Completed kits should be mailed back in the provided, preaddressed envelope within 10 days of kit pickup. Individuals will receive a letter informing them of their results.
Take-home colorectal cancer screenings are recommended for individuals 45 years old and older, as well as people who have a history of colorectal polyps or inflammatory bowel disease, a diet high in processed food or red meat, smokers and individuals who are obese or engage in heavy alcohol use.
For people 76 years old and older, the decision to be screened should be based on a person’s preferences, life expectancy, general health and prior screening history.

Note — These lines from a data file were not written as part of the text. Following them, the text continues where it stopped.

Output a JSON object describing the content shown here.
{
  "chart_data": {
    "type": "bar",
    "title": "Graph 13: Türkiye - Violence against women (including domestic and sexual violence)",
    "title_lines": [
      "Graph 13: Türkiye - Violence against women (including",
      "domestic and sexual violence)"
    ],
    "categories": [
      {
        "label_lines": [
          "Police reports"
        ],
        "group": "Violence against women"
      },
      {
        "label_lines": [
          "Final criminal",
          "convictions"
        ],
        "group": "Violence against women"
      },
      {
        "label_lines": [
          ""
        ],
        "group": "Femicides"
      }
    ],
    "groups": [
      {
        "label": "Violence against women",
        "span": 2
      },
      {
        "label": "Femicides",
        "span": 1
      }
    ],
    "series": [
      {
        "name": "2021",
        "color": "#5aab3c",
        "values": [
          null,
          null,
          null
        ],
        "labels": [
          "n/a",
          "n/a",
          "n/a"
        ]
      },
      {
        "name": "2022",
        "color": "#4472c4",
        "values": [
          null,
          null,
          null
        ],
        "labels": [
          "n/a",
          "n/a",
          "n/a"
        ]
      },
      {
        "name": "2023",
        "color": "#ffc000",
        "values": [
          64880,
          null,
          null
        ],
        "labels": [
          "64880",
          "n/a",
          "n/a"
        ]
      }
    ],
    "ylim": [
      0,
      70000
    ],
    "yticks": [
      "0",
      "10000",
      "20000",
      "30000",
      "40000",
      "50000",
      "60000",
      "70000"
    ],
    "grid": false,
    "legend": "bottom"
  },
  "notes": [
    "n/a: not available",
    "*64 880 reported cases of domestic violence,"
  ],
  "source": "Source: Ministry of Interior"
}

March is National Colorectal Cancer Awareness Month. Colorectal cancer is the second-leading cause of death among cancers that affect both men and women, according to the Centers for Disease Control and Prevention.
While the fecal immunochemical test is considered the standard for detection of blood in the stool, one of the early signs of colorectal cancer, the test does not replace a colonoscopy.
Regularly scheduled screenings in the form of colonoscopies can prevent cancer from developing if precancerous polyps are detected and removed before they become cancer. Regular screenings can also find cancer in its earliest stages when it can be treated.
Survival rates for colon and rectum cancer are nearly 90 percent when the cancer is diagnosed before it has extended beyond the intestinal wall, according to “Illinois Facts and Figures,” published by the American Cancer Society.